ザラザラ過ぎるサメハダーの『さめはだ』で、パンプキンも傷ついてしまったことだし。
「あの、グリーンさん。 1つ聞いてもいいでしょうか?
 先ほど『ポケモン図鑑の反応を見た』って言いましたけど、一体どういうことですか? ボクはポケモンじゃないですよ?」
ちょこちょこと小走りにミツルは後をついてくる。
この時々恐い後輩を横目で見て、グリーンは自分のポケットから取り出した最新型のポケモン図鑑を見せながら説明することにした。
「ポケモンは、生きてるだけで体から微弱な電波発してんだよ。
 種類ごとに波長が違うってことに気付いてそれを探知できるようにしたのが、ポケモン図鑑の追尾機能。
 モンスターボールに捕らえられると探知できなくなるけど、お前がいつも連れてるその鋼ポケモンの反応見ればお前がどこにいるかは1発ってわけだ。」
「えっ・・・」
 『ばれてる』
思わずミツルは肩からかけているカバンの紐を握り締めた。
グリーンは呆れかえったような視線を送ると、ふいと横を向いて、再びポケモンセンターへと向かって歩き出す。
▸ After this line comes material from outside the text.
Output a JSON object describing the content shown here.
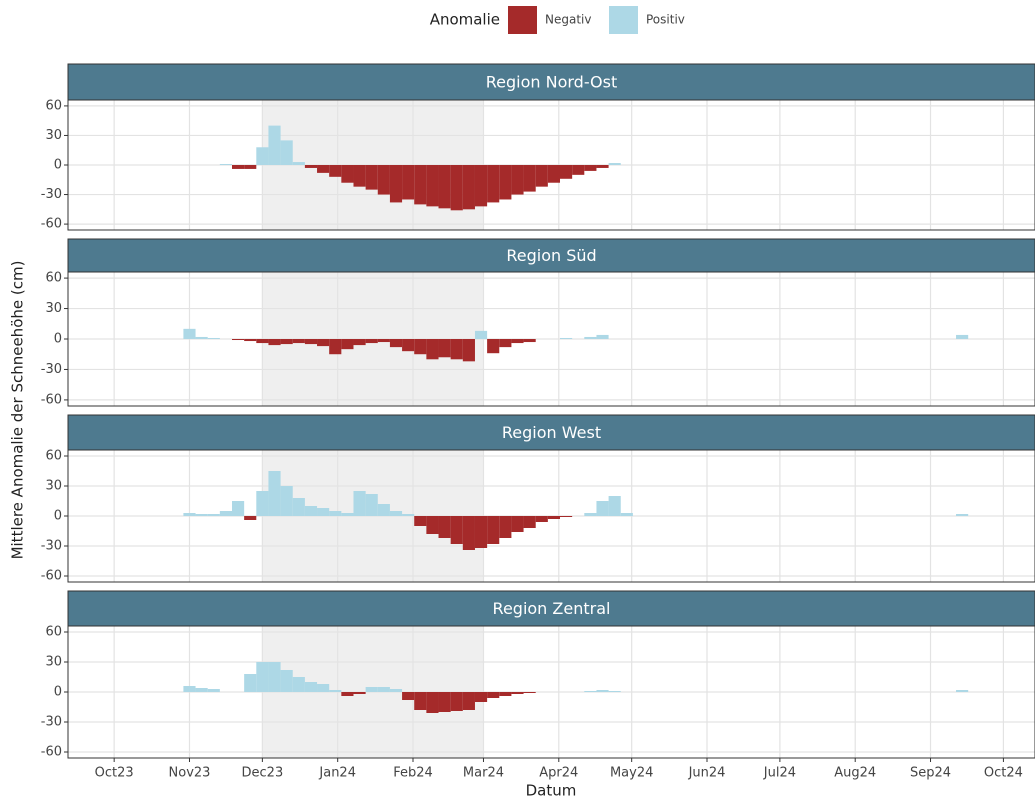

気を落ち付けるために1度息を飲み込むと、ミツルは少し小走りに走ってからグリーンの後を歩く。

「あの、その機能って、電話やポケベルみたいに電波を送信することも出来るんですか?」
「出来ねーよ、携帯電話じゃあるまいし。 お前の持ってるそのポケモン図鑑が異常なんだよ。
 大体誰がお前に入れ知恵したんだ、クリスか? シルバーか? ゴールドか?」
「・・・・・・判りません。」
答えながら、ミツルはグリーンとの距離をほんの少し広げた。
キルリアの『あい』をかたわらに付けて、改めてポケットの中のポケモン図鑑について考え出す。
うつむいた視線の先では、ちょこちょこと前を歩くナゾノクサの『りる』。
不意に立ち止まったそのりるの視線につられてあいが樹林の方へと視線を動かすと、突然ミツルの手を引いてりるの見つめる樹林を前足で指す。
顔を上げ、ミツルは緑色の瞳を見開いた。
「・・・・・・ゴールドさん!?」
「え?」
思わず叫んだ声に反応して、樹林の中にいた男は身を震わせ、樹海の奥へと姿を消した。
あいと一緒になって(というよりあいに引っ張られて)探していた人物が消えた森へと追いかけるが、
うっそうと茂った木々が邪魔をしてとてもじゃないが探せそうにない。
森の中の探索を諦め、振り返り振り返りグリーンのもとへ戻ってくると納得し切らない表情を隠してから、再びゆっくりと彼の後ろを歩く。
そのまま数十メートルほど歩いたところで、ミツルは顔を上げた。